I still kind of don’t think of myself as a real writer, the three/eight (depending on how you’re counting) published books, I wrote a really successful musical. I don’t know how much more “real” a writer gets, but there you have it.
So, you don’t think it’s worth anything, cause you don’t even know how you know how to do it. It’s an unconscious competence, right? You dismiss it cause you don’t have a degree in it. You think, oh, other people must know more about that than me. You dismiss it cause you think nobody else would be interested in it. Like, well, I know I love learning about organic gardening, or I love past life regressions, or I love this, but I don’t know that anybody else cares about that.

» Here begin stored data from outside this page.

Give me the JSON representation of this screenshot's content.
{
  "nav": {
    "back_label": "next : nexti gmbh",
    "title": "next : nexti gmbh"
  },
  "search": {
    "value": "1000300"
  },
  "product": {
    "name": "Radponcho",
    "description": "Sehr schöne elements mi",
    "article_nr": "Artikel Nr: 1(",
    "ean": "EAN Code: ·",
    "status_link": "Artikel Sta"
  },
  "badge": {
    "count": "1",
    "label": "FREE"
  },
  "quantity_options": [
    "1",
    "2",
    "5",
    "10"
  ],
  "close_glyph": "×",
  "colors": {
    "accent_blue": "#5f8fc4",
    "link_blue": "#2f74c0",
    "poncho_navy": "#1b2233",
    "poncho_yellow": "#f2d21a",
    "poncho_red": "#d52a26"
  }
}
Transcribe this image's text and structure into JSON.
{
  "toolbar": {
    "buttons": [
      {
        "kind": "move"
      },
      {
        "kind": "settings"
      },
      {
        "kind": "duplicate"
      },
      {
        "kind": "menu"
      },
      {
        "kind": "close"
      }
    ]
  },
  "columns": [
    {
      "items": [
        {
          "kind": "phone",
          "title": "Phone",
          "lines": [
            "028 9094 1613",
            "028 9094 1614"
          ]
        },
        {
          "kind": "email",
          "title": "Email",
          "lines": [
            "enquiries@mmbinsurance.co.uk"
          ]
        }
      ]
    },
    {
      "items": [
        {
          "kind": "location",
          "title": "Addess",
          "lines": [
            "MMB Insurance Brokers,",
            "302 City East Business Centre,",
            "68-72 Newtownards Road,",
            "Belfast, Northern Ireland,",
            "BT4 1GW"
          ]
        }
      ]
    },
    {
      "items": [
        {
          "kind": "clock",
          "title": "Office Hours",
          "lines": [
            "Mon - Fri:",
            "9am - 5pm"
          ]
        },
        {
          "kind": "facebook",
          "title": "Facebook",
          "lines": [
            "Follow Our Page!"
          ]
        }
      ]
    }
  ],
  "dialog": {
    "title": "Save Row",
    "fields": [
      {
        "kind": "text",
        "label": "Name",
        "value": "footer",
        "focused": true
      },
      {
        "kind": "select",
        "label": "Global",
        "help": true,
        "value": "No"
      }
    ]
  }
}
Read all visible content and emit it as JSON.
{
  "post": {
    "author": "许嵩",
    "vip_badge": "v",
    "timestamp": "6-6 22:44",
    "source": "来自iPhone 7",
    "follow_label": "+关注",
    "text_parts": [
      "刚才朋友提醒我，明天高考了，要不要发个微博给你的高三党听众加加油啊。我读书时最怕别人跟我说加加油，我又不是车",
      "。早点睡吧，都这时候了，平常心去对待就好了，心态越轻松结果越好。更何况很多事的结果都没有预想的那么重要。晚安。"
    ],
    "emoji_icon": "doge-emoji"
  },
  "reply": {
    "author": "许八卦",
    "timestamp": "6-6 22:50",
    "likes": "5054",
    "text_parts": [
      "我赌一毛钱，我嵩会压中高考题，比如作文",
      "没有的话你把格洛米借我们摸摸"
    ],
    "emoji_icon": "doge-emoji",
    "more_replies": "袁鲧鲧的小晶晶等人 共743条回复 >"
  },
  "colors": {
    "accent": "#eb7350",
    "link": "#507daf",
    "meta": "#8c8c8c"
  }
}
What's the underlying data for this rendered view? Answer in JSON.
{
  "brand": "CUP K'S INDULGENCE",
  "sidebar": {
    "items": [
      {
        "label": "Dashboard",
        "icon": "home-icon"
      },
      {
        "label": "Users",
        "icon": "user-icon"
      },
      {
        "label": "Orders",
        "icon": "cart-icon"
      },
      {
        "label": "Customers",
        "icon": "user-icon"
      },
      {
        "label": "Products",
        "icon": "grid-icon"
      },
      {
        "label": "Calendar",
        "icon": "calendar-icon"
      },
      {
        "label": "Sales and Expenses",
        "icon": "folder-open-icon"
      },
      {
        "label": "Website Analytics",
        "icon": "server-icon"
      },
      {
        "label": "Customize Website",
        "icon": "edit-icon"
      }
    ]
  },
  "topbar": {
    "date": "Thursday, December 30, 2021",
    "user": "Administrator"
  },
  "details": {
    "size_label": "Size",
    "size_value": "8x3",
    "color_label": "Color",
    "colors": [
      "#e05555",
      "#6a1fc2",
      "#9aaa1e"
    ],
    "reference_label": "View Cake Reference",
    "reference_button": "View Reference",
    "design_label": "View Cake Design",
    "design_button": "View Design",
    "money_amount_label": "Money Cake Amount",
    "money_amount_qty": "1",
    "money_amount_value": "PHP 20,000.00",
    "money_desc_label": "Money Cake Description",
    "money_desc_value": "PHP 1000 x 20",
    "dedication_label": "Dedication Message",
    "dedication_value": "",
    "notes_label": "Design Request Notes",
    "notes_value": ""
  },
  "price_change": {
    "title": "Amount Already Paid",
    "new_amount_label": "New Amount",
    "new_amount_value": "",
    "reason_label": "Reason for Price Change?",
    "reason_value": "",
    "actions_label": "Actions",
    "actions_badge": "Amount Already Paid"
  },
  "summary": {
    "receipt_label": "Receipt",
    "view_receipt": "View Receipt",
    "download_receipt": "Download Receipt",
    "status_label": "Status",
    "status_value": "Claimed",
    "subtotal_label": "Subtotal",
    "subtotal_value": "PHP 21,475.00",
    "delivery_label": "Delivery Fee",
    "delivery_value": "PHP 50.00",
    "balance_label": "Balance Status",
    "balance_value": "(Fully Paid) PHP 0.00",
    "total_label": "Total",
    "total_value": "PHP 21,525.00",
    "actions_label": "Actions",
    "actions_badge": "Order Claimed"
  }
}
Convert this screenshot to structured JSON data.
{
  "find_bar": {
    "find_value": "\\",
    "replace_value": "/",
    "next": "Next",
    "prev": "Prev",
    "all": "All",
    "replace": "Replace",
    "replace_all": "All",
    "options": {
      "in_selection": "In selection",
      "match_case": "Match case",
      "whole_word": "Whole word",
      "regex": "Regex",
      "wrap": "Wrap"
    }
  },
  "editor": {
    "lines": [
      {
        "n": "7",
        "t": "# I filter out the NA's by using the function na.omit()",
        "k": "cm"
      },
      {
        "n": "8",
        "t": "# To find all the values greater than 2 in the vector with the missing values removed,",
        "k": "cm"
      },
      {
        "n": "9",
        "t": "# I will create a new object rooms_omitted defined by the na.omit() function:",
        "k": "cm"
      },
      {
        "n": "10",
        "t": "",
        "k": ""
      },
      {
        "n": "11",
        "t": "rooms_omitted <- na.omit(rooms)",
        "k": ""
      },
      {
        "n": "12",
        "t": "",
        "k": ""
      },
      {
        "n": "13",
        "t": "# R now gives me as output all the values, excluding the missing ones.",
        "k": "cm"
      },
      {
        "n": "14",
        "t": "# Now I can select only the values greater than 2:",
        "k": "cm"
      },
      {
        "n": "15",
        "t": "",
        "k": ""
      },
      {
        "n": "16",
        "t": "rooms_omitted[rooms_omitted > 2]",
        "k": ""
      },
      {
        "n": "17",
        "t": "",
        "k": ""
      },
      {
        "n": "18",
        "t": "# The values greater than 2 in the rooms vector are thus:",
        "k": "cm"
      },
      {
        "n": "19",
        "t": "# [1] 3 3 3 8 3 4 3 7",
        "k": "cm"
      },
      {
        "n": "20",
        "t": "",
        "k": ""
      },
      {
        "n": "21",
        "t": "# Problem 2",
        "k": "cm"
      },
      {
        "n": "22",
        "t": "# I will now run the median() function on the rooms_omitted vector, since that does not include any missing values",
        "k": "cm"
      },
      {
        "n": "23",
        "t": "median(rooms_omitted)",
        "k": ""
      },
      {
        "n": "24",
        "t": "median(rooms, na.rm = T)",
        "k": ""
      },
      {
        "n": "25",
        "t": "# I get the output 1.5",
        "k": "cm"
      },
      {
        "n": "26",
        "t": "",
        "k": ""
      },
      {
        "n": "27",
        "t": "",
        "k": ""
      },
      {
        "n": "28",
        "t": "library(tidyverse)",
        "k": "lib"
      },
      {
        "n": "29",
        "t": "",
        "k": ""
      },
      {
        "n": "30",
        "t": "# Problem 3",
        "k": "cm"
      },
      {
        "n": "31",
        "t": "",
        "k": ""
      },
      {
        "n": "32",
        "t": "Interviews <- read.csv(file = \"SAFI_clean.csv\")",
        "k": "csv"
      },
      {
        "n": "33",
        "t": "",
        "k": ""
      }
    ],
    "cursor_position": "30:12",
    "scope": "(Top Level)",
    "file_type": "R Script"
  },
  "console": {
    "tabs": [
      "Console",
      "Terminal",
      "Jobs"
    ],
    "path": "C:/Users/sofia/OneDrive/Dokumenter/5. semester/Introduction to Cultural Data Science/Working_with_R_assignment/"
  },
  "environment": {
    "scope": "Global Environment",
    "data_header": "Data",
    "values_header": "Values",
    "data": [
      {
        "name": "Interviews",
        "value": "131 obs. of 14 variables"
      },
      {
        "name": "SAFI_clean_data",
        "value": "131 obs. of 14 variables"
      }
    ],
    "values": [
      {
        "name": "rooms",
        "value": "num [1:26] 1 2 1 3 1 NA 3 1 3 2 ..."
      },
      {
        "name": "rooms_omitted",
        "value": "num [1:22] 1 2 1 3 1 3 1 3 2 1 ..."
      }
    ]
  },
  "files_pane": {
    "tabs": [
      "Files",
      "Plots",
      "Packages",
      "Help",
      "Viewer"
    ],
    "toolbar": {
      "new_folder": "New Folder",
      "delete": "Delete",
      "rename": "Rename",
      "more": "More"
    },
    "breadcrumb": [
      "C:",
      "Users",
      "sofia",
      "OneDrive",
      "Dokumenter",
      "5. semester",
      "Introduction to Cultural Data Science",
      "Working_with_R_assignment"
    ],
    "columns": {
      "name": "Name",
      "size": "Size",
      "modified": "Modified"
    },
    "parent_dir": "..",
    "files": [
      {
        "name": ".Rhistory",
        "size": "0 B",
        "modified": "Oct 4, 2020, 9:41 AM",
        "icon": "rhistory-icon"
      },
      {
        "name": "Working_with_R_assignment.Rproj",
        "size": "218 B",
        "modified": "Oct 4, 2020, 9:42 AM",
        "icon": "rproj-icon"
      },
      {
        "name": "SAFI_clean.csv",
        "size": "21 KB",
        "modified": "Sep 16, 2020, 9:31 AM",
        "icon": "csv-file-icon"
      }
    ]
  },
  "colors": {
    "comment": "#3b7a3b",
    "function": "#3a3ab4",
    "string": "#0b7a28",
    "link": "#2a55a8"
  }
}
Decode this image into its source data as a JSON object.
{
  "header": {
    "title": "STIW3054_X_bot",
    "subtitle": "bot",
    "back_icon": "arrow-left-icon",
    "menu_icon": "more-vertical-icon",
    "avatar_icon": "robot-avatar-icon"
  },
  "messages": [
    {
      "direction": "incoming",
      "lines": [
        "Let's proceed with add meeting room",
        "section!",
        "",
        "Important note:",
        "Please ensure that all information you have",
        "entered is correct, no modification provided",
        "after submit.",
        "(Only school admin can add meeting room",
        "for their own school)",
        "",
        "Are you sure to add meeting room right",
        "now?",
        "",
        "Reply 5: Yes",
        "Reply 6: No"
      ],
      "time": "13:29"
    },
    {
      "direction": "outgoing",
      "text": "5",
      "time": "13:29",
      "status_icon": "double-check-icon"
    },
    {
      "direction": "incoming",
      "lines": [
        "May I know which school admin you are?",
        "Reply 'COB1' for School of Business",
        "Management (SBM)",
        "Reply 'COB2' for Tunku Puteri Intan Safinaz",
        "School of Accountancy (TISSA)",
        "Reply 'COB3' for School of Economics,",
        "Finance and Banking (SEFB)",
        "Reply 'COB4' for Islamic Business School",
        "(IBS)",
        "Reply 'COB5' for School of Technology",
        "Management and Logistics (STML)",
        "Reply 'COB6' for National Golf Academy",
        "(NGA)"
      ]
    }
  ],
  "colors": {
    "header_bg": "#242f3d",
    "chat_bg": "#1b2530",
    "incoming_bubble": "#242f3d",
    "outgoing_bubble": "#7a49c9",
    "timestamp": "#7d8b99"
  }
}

Oh, believe me, they will totally care about it. I was just looking the top courses on LinkedIn Learning (which is a huge e-learning platform) are on communication. People don’t know how to talk. They don’t know how to empathize. They don’t know how to be kind and authoritative at the same time. They don’t know how to claim and use their power in their office or in their family.
There’s a lot of things that you guys know about how the world works and how people work that you could be teaching. Get registered for the 24 Painful Mistakes to avoid when creating an online webinar. What I learned the hard way.
There was a great preview call I did last Saturday- I had a thousand people register for that call. A thousand. I’ve never had a thousand people register for anything. And people really showed up and then they bought. People are enrolling in this course a lot, because it’s really what everybody needs right now.
You have an opportunity to teach softer skills, you know, like empathy, relationships, courage. And you certainly have opportunities to teach hard skills- how to quilt like this, how to do this technique, Excel pivot tables…I don’t know, whatever.
That’s what I want you to do. Ask yourself, what would you like to share with the world? What do you wish other people knew. So, whether you do it by joining the Turner wisdom and online workshops class or not (of course I want you there if you want to be there!) but even if you’re not going to take that class, I want you to think about that. How can I just claim my authority a little bit more?
For me, the phrase that really helps is the phrase “I know what I know”.
I won a really big marketing award my first year in business, which was crazy because I didn’t know anything about marketing. I turned out as sort of a marketing savant, and then people were asking me to speak or give a workshop on marketing. And I was like, I don’t know… who am I to talk about that? I don’t know anything about that. And I thought, well, but I know what I know. And the fact that I wasn’t trained in it and just kind of went with my gut and things were against the rules… I didn’t know it was supposed to be hard. So I just did it the way it made sense to me, and it turns out that was really innovative and continues to be innovative. I’m actually speaking at a conference again next month about this very thing.
So remember… “I know what I know”. And it doesn’t matter how.